[Haskell-cafe] flip fix and iterate
jules at jellybean.co.uk
Tue Mar 20 07:38:24 EDT 2007
Matthew Brecknell wrote:
> There is the question of whether it's preferable to use the "let" form
> or the "fix" form for embedding a recursive function in the middle of a
> do-block. I don't know if there's any consensus on this question, but it
> seems to me to be about whether one prefers to read a function top-down
> or bottom-up. I think I'm about 80/20 top-down/bottom-up. When I read a
> "let", I know (due to laziness) that it doesn't have any effect until
> the bindings are used, so I usually find myself scanning forward to find
> those uses. When I read "fix \f -> ...", I see exactly how the
> (anonymous) function is used, just before I get to its definition. So
> fix helps me to see things in a mostly top-down fashion.
If you're merely talking about top-down or bottom-up then there is also
'where' rather than 'let'.
So the question becomes:
1. recursive definition first (let)
2. recursive definition last (where)
3. recursion inline (explicit use of fix)
1+2 have the virtue of separating the local recursive function from the
'main' function.
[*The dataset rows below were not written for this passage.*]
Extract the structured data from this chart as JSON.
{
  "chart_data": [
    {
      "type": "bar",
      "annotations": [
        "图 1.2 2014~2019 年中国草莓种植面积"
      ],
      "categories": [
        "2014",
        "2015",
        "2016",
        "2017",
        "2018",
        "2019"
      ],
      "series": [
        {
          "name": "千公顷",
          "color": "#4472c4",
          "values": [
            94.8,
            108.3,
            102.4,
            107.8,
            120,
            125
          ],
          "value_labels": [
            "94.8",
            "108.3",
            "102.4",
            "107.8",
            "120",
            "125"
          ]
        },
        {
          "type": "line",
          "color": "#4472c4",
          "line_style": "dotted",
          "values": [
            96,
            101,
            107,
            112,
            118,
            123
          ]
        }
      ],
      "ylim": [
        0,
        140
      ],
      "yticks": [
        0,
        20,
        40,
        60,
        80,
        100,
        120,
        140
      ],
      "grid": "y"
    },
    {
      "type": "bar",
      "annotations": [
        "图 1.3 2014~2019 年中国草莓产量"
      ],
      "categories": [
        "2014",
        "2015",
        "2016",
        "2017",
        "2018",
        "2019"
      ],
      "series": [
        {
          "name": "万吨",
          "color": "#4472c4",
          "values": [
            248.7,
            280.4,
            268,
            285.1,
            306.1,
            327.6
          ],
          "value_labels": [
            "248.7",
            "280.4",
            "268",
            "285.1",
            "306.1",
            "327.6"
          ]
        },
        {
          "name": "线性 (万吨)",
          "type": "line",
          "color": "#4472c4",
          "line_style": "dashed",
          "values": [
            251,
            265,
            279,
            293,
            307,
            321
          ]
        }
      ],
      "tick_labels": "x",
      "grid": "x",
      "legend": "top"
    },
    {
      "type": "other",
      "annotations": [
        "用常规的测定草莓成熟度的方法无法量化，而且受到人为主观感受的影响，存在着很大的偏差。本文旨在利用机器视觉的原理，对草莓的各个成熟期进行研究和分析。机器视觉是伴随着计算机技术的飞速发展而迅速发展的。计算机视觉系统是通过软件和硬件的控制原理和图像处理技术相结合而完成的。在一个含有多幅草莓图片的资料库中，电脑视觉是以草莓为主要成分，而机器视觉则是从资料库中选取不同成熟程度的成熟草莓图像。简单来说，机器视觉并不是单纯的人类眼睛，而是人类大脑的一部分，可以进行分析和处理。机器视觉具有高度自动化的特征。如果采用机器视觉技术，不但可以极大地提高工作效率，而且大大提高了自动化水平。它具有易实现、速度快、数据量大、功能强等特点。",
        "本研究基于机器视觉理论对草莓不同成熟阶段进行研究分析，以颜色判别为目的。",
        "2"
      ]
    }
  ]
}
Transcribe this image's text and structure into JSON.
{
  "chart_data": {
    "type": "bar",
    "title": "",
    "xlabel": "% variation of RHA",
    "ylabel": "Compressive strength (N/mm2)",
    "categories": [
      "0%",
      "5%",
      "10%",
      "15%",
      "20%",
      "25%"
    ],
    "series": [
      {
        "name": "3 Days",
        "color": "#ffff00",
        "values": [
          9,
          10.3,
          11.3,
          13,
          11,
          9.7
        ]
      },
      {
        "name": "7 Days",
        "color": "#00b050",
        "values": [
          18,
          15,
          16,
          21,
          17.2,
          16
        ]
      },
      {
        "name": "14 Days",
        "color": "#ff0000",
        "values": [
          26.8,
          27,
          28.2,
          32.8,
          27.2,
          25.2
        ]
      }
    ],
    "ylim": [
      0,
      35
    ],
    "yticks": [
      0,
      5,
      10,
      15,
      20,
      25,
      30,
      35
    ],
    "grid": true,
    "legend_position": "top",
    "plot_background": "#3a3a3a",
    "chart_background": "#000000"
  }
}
On the other hand, 3 has the virtue of keeping them
together :) Which you prefer is quite subjective, and context dependent.
They potentially have slightly different scoping implications, too.
A lot of discussion about haskell code revolves around whether or not a
given construction is 'clear'; this has something to do with haskell's
almost unparallelled ability to abstract, I suppose. Ultimately,
something is clear once you are used to the abstraction, but obfuscated
if you're not, so it becomes rather subjective.